MacDown 0.2.3: PDF and Printing

MacDown 0.2.3 is the third bug-fixing release for 0.2, plus a few extra goodies. The main “thing” in this release are fixes and improvements for printing PDF generation and support.

PDF Export

From pretty much the beginning of the first MacDown release, there have been suggestions for adding a “Export to PDF” menu item to go along with the existing “Export to HTML” one. Those were rejected, mainly because macOS has PDF generation built-in. If you navigate to File → Print…, you will find a “PDF” button at the bottom left corner, and clicking it reveals a few options…

PDF options in macOS Print dialog.

…including Save as PDF. This can be used to export PDF, so there really is no need for individual macOS applications (as long as they use the system printing dialog) to implement a seperate export option, unless they provide additional export options, such as those provided by Pages, Keynote, etc..

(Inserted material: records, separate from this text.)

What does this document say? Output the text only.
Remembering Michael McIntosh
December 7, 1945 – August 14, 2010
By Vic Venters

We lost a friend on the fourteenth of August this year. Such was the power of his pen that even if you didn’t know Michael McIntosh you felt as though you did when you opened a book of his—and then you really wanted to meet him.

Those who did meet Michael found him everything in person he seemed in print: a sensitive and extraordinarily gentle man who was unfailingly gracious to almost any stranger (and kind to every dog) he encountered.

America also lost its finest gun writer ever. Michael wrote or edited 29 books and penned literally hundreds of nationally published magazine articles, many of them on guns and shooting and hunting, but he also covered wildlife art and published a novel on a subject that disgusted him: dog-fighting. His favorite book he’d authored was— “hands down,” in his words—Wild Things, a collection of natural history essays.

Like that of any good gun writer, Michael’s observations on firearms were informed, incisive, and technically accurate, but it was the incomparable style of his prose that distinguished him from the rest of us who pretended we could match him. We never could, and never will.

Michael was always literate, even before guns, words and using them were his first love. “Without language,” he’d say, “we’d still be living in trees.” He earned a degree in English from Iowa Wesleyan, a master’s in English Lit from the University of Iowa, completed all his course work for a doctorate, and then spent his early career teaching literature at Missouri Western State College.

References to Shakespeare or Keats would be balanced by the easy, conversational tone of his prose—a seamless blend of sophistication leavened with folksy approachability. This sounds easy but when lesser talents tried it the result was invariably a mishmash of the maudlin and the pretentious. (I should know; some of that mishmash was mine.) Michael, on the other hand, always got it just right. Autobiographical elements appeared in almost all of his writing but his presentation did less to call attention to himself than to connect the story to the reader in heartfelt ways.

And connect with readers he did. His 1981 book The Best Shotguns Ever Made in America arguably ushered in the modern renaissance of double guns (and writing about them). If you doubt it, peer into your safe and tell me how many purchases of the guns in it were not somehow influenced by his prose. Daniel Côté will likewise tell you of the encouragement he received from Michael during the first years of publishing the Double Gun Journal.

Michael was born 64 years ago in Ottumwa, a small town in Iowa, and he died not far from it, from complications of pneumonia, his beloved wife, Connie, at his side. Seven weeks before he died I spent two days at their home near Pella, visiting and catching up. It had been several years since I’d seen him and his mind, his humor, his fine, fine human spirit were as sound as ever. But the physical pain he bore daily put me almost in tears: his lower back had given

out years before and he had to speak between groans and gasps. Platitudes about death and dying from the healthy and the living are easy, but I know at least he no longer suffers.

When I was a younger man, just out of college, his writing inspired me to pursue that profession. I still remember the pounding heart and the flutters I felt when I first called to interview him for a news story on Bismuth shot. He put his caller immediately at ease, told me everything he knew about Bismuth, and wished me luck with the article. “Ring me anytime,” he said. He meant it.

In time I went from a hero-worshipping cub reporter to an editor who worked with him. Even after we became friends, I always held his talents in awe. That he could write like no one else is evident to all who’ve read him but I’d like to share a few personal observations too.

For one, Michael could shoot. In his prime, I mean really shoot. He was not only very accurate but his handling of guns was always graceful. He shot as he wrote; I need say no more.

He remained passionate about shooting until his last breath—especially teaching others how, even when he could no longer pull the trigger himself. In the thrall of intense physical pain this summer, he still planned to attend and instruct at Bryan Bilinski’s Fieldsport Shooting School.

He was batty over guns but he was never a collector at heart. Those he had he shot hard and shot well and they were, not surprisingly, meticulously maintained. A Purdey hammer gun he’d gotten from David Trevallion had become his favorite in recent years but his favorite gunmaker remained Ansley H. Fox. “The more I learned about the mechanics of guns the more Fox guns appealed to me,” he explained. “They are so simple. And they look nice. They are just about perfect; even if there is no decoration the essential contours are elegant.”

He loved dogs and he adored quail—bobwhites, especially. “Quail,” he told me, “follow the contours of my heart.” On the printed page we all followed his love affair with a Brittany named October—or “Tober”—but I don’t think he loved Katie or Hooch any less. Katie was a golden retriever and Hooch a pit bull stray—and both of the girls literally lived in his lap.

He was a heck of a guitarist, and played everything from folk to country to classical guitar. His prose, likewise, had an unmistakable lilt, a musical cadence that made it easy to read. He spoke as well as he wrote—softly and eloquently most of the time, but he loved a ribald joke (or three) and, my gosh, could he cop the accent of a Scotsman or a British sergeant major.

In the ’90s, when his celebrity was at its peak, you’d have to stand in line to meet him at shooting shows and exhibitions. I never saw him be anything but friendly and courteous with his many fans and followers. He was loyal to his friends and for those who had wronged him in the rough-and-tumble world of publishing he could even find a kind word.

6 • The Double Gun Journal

But I was a little surprised when I get asked again. And again. And there’s a pull request about it. And then there is a review with this line:

Mou can export as PDF and HTML but Macdown can export in HTML format only.

(Side note: Please spell the application name as MacDown, with a capital D, not Macdown.)

Aside from the “one click is better than three” argument (which makes much sense), the most surprising part of people requesting this feature is that most people don’t seem to know that such feature exists in macOS. Which is the main reason that MacDown will from now on include the new Export menu:

New Export menu in MacDown 0.2.3.

The PDF export works similarly as its HTML counterpart, but will always match styles in the preview, without the CSS and syntax highlighting options. Speaking of which…

Other Improvements

The HTML export options now have more sensible defaults, based on current application preferences. This should make exporting routines easier.

And if you’re more into copying content directly from preview, instead of exporting the whole file, copy-pasting to web browsers (other than Safari, which already works) should now preserve styles in the preview.

The bundled Prism is also upgraded, meaning that you’ll get more language definitions for syntax highlighting, including Haskell, LaTeX, and Twig. I’ll update the full language list on the site later; you can also check out Prism’s documentation.